Ahok broke a lot of barriers as a double-minority in Indonesia, being both Chinese and a Christian. “So [radical Muslim] people really feel threatened and they say, ‘We have to do everything we can to make sure he is not elected, because if we allow one Christian and one Chinese to hold such an important position, we’re afraid it’ll become…more of that in the future. So we just have to cut that off in the beginning.’”
But Gilbertson says Jakarta’s former governor is still holding to his faith. “I think his future is bright wherever he goes.
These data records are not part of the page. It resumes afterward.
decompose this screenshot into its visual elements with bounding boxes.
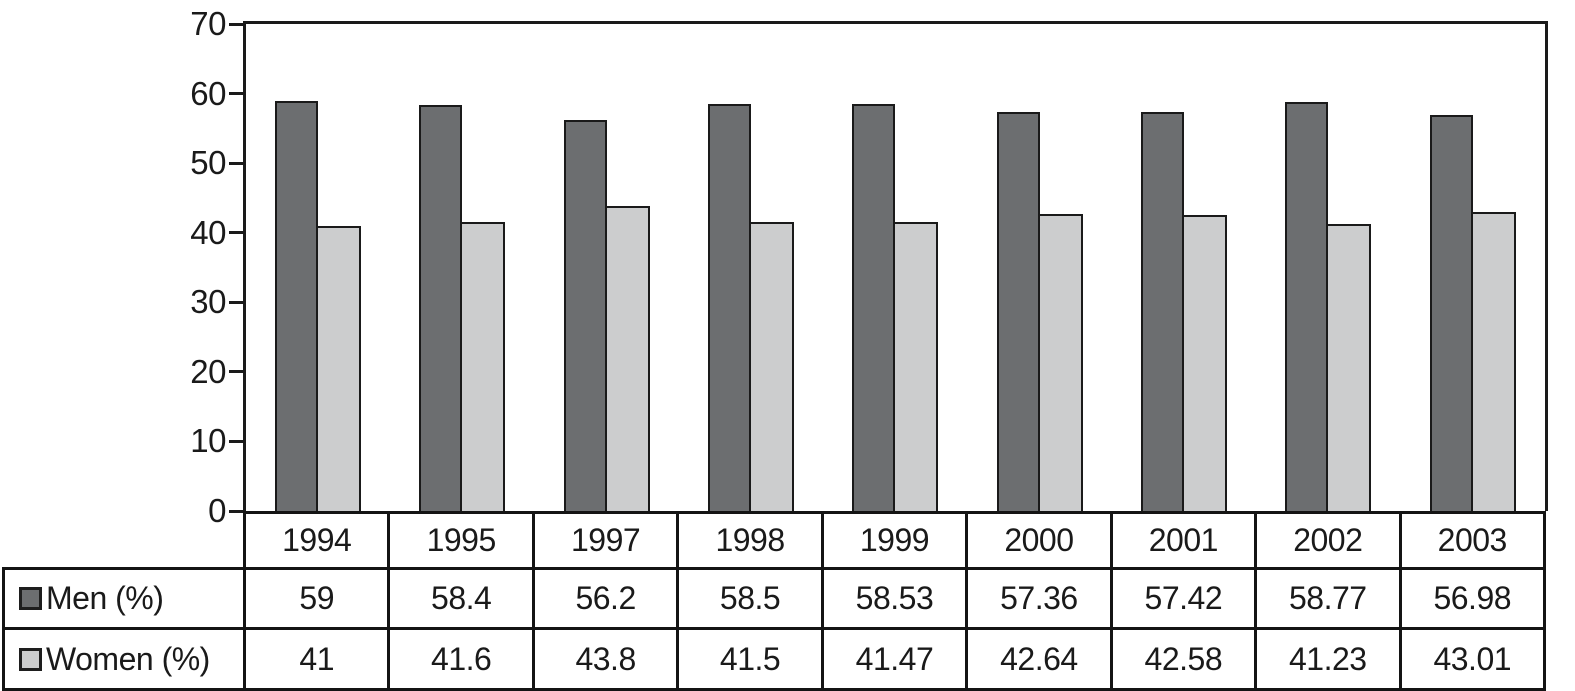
y-axis-tick xyxy=(229,161,243,165)
y-axis-tick xyxy=(229,231,243,235)
y-axis-tick xyxy=(229,439,243,443)
women-legend-swatch-icon xyxy=(19,647,42,671)
bar-men-1998 xyxy=(708,104,752,511)
legend-entry: Women (%) xyxy=(7,640,242,678)
men-value-cell: 57.42 xyxy=(1109,567,1258,630)
table-year-row: 1994 1995 1997 1998 1999 2000 2001 2002 2003 xyxy=(3,511,1546,570)
bar-group-1998 xyxy=(679,24,823,511)
bar-women-2000 xyxy=(1039,214,1083,511)
bar-women-1998 xyxy=(751,222,795,511)
legend-label: Women (%) xyxy=(46,640,210,677)
men-value-cell: 58.4 xyxy=(387,567,535,630)
year-header-cell: 2002 xyxy=(1254,511,1402,570)
bar-men-2003 xyxy=(1429,115,1473,511)
men-value-cell: 58.77 xyxy=(1254,567,1402,630)
legend-cell-men: Men (%) xyxy=(2,567,246,630)
women-value-cell: 41.23 xyxy=(1254,627,1402,691)
bar-women-1997 xyxy=(606,206,650,511)
women-value-cell: 42.64 xyxy=(965,627,1113,691)
table-series-row-men: Men (%) 59 58.4 56.2 58.5 58.53 57.36 57.42 58.7… xyxy=(2,567,1546,630)
men-value-cell: 58.53 xyxy=(820,567,969,630)
bar-women-1994 xyxy=(318,226,362,511)
bar-men-1994 xyxy=(275,101,319,511)
men-legend-swatch-icon xyxy=(19,587,42,610)
legend-label: Men (%) xyxy=(46,580,164,616)
men-value-cell: 59 xyxy=(242,567,391,630)
women-value-cell: 43.01 xyxy=(1398,627,1546,691)
year-header-cell: 2000 xyxy=(965,511,1113,570)
bar-group-2000 xyxy=(968,24,1112,511)
year-header-cell: 2003 xyxy=(1398,511,1546,570)
year-header-cell: 2001 xyxy=(1109,511,1258,570)
y-axis-tick xyxy=(229,300,243,304)
bar-men-2000 xyxy=(996,112,1040,511)
women-value-cell: 42.58 xyxy=(1109,627,1258,691)
plot-area xyxy=(243,21,1548,511)
year-header-cell: 1995 xyxy=(387,511,535,570)
y-axis-tick xyxy=(229,370,243,374)
bar-group-2002 xyxy=(1256,24,1400,511)
women-value-cell: 41 xyxy=(242,627,391,691)
women-value-cell: 43.8 xyxy=(531,627,680,691)
bar-men-2002 xyxy=(1285,102,1329,511)
legend-cell-women: Women (%) xyxy=(2,627,246,691)
men-value-cell: 56.98 xyxy=(1398,567,1546,630)
y-axis-tick-label: 60 xyxy=(190,74,226,112)
y-axis-tick-label: 70 xyxy=(190,5,226,42)
bar-men-1997 xyxy=(563,120,607,511)
bar-group-2001 xyxy=(1112,24,1256,511)
y-axis-tick xyxy=(229,92,243,96)
bars-layer xyxy=(246,24,1545,511)
y-axis-tick xyxy=(229,22,243,26)
y-axis-tick-label: 50 xyxy=(190,144,226,182)
bar-men-1995 xyxy=(419,105,463,511)
legend-entry: Men (%) xyxy=(7,580,242,617)
bar-group-1995 xyxy=(390,24,534,511)
table-corner-blank xyxy=(3,512,246,570)
y-axis-tick-label: 10 xyxy=(190,422,226,460)
bar-group-1999 xyxy=(823,24,967,511)
data-table: 1994 1995 1997 1998 1999 2000 2001 2002 2003 Men … xyxy=(2,511,1546,691)
y-axis-tick-label: 20 xyxy=(190,352,226,390)
y-axis-tick-label: 30 xyxy=(190,283,226,321)
bar-men-2001 xyxy=(1141,112,1185,511)
bar-women-2003 xyxy=(1472,212,1516,511)
bar-women-1995 xyxy=(462,222,506,511)
y-axis-tick-label: 40 xyxy=(190,213,226,251)
men-value-cell: 58.5 xyxy=(676,567,824,630)
year-header-cell: 1994 xyxy=(242,511,391,570)
men-value-cell: 57.36 xyxy=(965,567,1113,630)
bar-women-1999 xyxy=(895,222,939,511)
year-header-cell: 1998 xyxy=(676,511,824,570)
y-axis-tick xyxy=(229,509,243,513)
women-value-cell: 41.5 xyxy=(676,627,824,691)
bar-group-1997 xyxy=(535,24,679,511)
bar-group-2003 xyxy=(1401,24,1545,511)
bar-women-2001 xyxy=(1184,215,1228,511)
women-value-cell: 41.47 xyxy=(820,627,969,691)
bar-men-1999 xyxy=(852,104,896,511)
year-header-cell: 1997 xyxy=(531,511,680,570)
women-value-cell: 41.6 xyxy=(387,627,535,691)
table-series-row-women: Women (%) 41 41.6 43.8 41.5 41.47 42.64 42.58 41… xyxy=(2,627,1546,691)
bar-group-1994 xyxy=(246,24,390,511)
men-value-cell: 56.2 xyxy=(531,567,680,630)
year-header-cell: 1999 xyxy=(820,511,969,570)
bar-women-2002 xyxy=(1328,224,1372,511)
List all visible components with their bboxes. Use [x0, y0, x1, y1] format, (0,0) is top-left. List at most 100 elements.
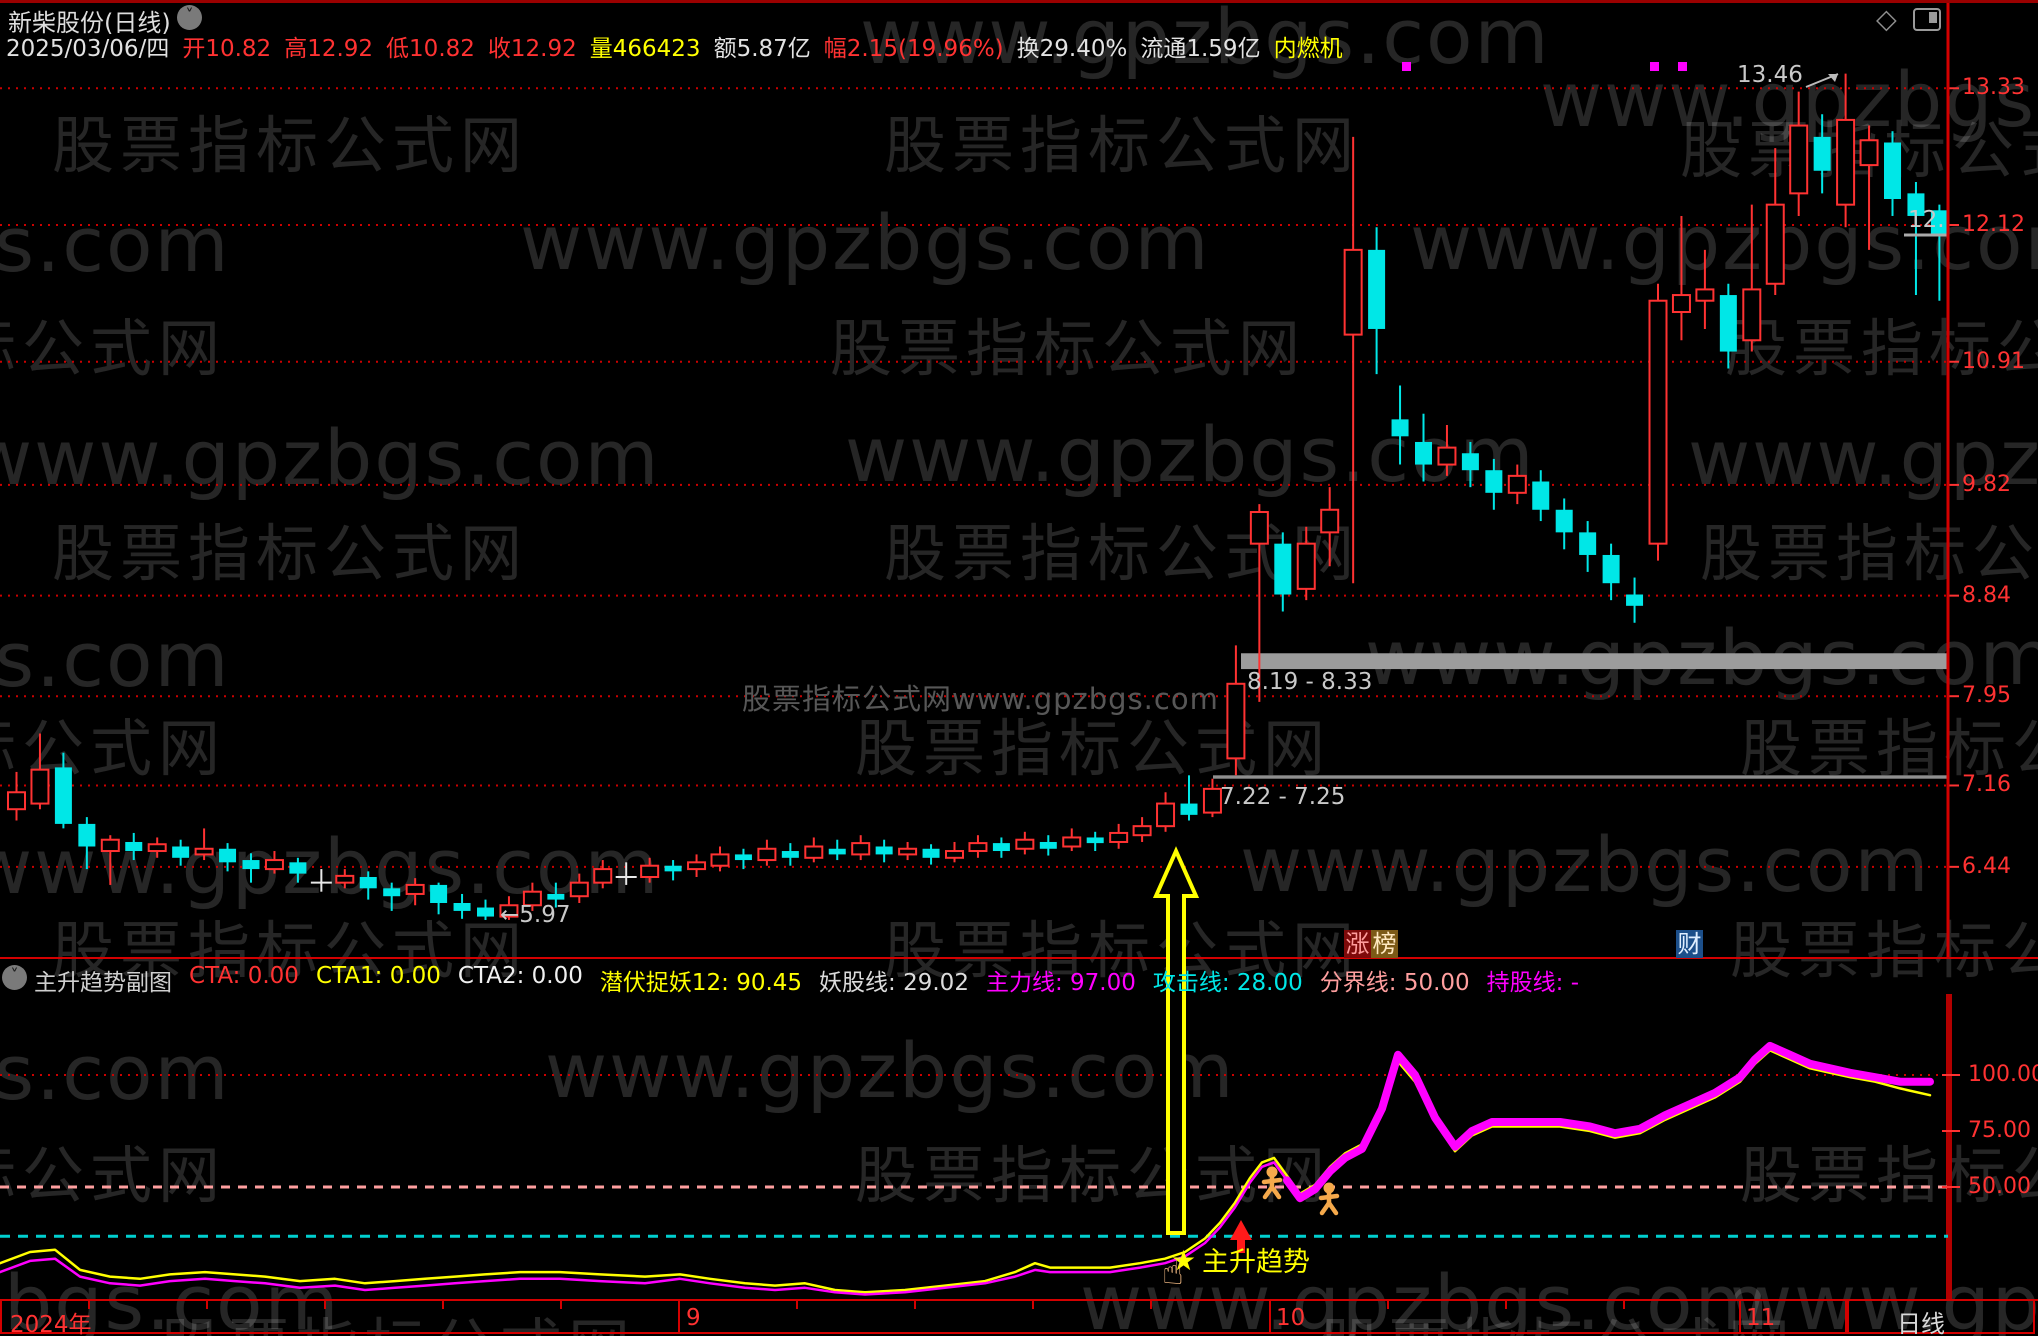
indicator-gongji: 攻击线: 28.00 — [1152, 970, 1303, 996]
xaxis-box — [0, 1299, 1847, 1334]
candle-body-down — [1719, 295, 1737, 352]
buy-star-icon: ★ — [1171, 1244, 1197, 1277]
candle-body-up — [1836, 118, 1856, 206]
candle-body-down — [922, 848, 940, 858]
candle-body-down — [1086, 837, 1104, 844]
rank-board-badge[interactable]: 涨 榜 — [1344, 930, 1398, 958]
indicator-chevron-icon[interactable]: ˅ — [2, 965, 27, 990]
indicator-cta1: CTA1: 0.00 — [315, 963, 441, 989]
gap-zone-line — [1213, 775, 1948, 779]
finance-badge-char[interactable]: 财 — [1676, 930, 1703, 958]
candle-body-down — [547, 893, 565, 900]
candle-body-down — [1930, 210, 1948, 236]
indicator-yaogu: 妖股线: 29.02 — [819, 970, 969, 996]
candle-body-up — [1202, 787, 1222, 814]
candle-body-up — [100, 838, 120, 853]
center-watermark: 股票指标公式网www.gpzbgs.com — [742, 682, 1219, 716]
candle-body-up — [405, 883, 425, 895]
period-selector[interactable]: 日线 — [1897, 1310, 1945, 1336]
indicator-zhuli: 主力线: 97.00 — [985, 970, 1136, 996]
candle-body-up — [1249, 511, 1269, 545]
quote-change: 幅2.15(19.96%) — [823, 36, 1004, 62]
quote-turnover: 换29.40% — [1016, 36, 1128, 62]
big-yellow-arrow — [1152, 846, 1200, 1235]
candle-body-up — [968, 842, 988, 853]
split-pane-icon[interactable] — [1913, 8, 1941, 31]
orange-runner-icon — [1318, 1182, 1340, 1216]
quote-industry[interactable]: 内燃机 — [1273, 36, 1343, 62]
candle-body-up — [851, 842, 871, 856]
candle-body-up — [804, 845, 824, 859]
candle-body-down — [1813, 136, 1831, 171]
candle-body-up — [1507, 474, 1527, 494]
candle-body-down — [664, 865, 682, 872]
candle-body-up — [7, 791, 26, 811]
indicator-chigu: 持股线: - — [1486, 970, 1580, 996]
candle-body-up — [1695, 288, 1715, 302]
candle-body-down — [289, 862, 307, 874]
candle-body-down — [1884, 142, 1901, 200]
high-label-arrowhead — [1828, 74, 1838, 82]
candle-body-down — [1274, 543, 1292, 595]
candle-body-up — [1789, 124, 1809, 195]
candle-body-up — [1765, 203, 1785, 285]
candle-body-down — [172, 846, 190, 858]
xaxis-oct-label: 10 — [1276, 1305, 1306, 1331]
price-axis-label: 10.91 — [1962, 348, 2025, 374]
indicator-series-line — [0, 1049, 1932, 1294]
indicator-name[interactable]: 主升趋势副图 — [34, 970, 172, 996]
indicator-qianfu: 潜伏捉妖12: 90.45 — [599, 970, 803, 996]
indicator-fenjie: 分界线: 50.00 — [1319, 970, 1470, 996]
rank-board-badge-char2[interactable]: 榜 — [1371, 930, 1398, 958]
candle-body-down — [1532, 481, 1550, 510]
quote-amount: 额5.87亿 — [713, 36, 811, 62]
indicator-axis-label: 50.00 — [1968, 1174, 2031, 1199]
candle-body-up — [757, 847, 777, 862]
last-price-marker-label: 12. — [1908, 207, 1945, 233]
quote-date: 2025/03/06/四 — [6, 36, 170, 62]
magenta-signal-dot — [1650, 62, 1659, 71]
candle-body-down — [54, 767, 72, 824]
price-axis-label: 9.82 — [1962, 471, 2011, 497]
candle-body-down — [219, 848, 237, 863]
magenta-signal-dot — [1402, 62, 1411, 71]
diamond-icon[interactable]: ◇ — [1876, 4, 1897, 35]
candle-body-down — [430, 884, 448, 903]
indicator-axis-label: 75.00 — [1968, 1118, 2031, 1143]
candle-body-up — [1226, 682, 1246, 760]
xaxis-nov-label: 11 — [1746, 1305, 1776, 1331]
stock-title: 新柴股份(日线) — [8, 9, 171, 37]
indicator-header: 主升趋势副图 CTA: 0.00 CTA1: 0.00 CTA2: 0.00 潜… — [34, 963, 1579, 997]
candle-body-down — [1039, 841, 1057, 849]
indicator-series-line — [1283, 1041, 1934, 1203]
chevron-down-icon[interactable]: ˅ — [177, 5, 202, 30]
candle-body-up — [499, 904, 519, 918]
candle-body-up — [1343, 248, 1363, 336]
candle-body-down — [242, 860, 260, 870]
candle-body-up — [1296, 542, 1316, 590]
xaxis-year-label: 2024年 — [10, 1312, 92, 1336]
price-axis-label: 13.33 — [1962, 75, 2025, 101]
candle-body-up — [1015, 838, 1035, 850]
xaxis-sep-label: 9 — [686, 1305, 701, 1331]
candle-body-down — [453, 903, 471, 911]
quote-high: 高12.92 — [284, 36, 374, 62]
finance-badge[interactable]: 财 — [1676, 930, 1703, 958]
candle-body-down — [477, 907, 494, 917]
candle-body-down — [1907, 193, 1925, 216]
quote-volume: 量466423 — [589, 36, 701, 62]
price-axis-label: 8.84 — [1962, 582, 2011, 608]
high-price-label: 13.46 — [1737, 62, 1803, 88]
price-axis-label: 7.95 — [1962, 683, 2011, 709]
rank-board-badge-char1[interactable]: 涨 — [1344, 930, 1371, 958]
candle-body-down — [1180, 803, 1198, 815]
split-pane-fill — [1929, 12, 1937, 23]
candle-body-down — [1602, 554, 1620, 584]
candle-body-up — [194, 847, 214, 856]
candle-body-up — [1437, 446, 1457, 466]
candle-body-up — [147, 843, 167, 853]
candle-body-up — [1671, 294, 1691, 314]
candle-body-down — [1391, 419, 1409, 437]
orange-runner-icon — [1261, 1166, 1283, 1200]
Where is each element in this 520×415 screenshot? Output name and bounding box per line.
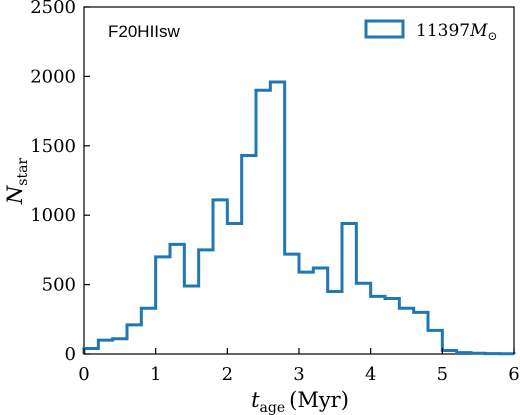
- plot-frame: [83, 6, 515, 355]
- y-tick-label: 2000: [30, 66, 76, 87]
- x-tick-label: 3: [293, 364, 304, 385]
- x-axis-ticks: 0 1 2 3 4 5 6: [78, 348, 520, 385]
- y-tick-label: 0: [65, 344, 76, 365]
- y-tick-label: 1500: [30, 136, 76, 157]
- legend-label: 11397M⊙: [416, 21, 498, 43]
- panel-label: F20HIIsw: [108, 22, 181, 41]
- y-axis-label: Nstar: [3, 158, 31, 206]
- x-tick-label: 6: [508, 364, 519, 385]
- x-tick-label: 2: [222, 364, 233, 385]
- histogram-step-line: [82, 80, 516, 356]
- legend: 11397M⊙: [364, 19, 498, 43]
- y-axis-ticks: 0 500 1000 1500 2000 2500: [30, 0, 90, 365]
- y-tick-label: 2500: [30, 0, 76, 18]
- y-tick-label: 500: [42, 275, 76, 296]
- x-axis-label: tage (Myr): [251, 388, 349, 415]
- x-tick-label: 5: [437, 364, 448, 385]
- y-tick-label: 1000: [30, 205, 76, 226]
- x-tick-label: 0: [78, 364, 89, 385]
- legend-swatch: [364, 19, 405, 39]
- x-tick-label: 4: [365, 364, 376, 385]
- x-tick-label: 1: [150, 364, 161, 385]
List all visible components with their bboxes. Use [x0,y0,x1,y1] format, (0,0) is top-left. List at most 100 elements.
He’s famously said, ‘I don’t care if a thousand hands are trying to take me down, because I know I just need one hand of the Lord to keep me in my place.’”
As a country, Indonesia has a unique terrain to deal with since it’s made up of around 18,000 islands. The landmasses are far-spread and while the government protects freedom of religion, policing all the islands can prove to be difficult.
Asian Access works with Christians in Indonesia, including the outer areas, and Gilbertson says they hear reports of social pressure.
“Even the Chinese community decided that maybe we should not vote for Ahok, otherwise we’re going to be targeted if he’s won. Some of the Muslims outside the island of Java really did a big rally and said if you’re a Muslim woman and you voted for Ahok, than by right, it’s okay to rape you…. The radical element will still happen in the outer parts of Indonesia, and it’s still a concern.”
But there’s good news. The Church in Indonesia is growing, and Asian Access stands witness to that. Often, Indonesian evangelists they work with will start conversations about Jesus by starting with what Muslims read about Him in the Koran. Then from that starting point, they introduce them to Jesus Christ, the Son of God, through the Bible.
“We need to pray for them (the evangelists) because they’re the ones being targeted…. We talk to a lot of churches and they all confirm the conversion rate is really high in Indonesia.”
Please also pray for the continued growth of the Body of Christ in Indonesia, and for the believers to be bold in witnessing their faith.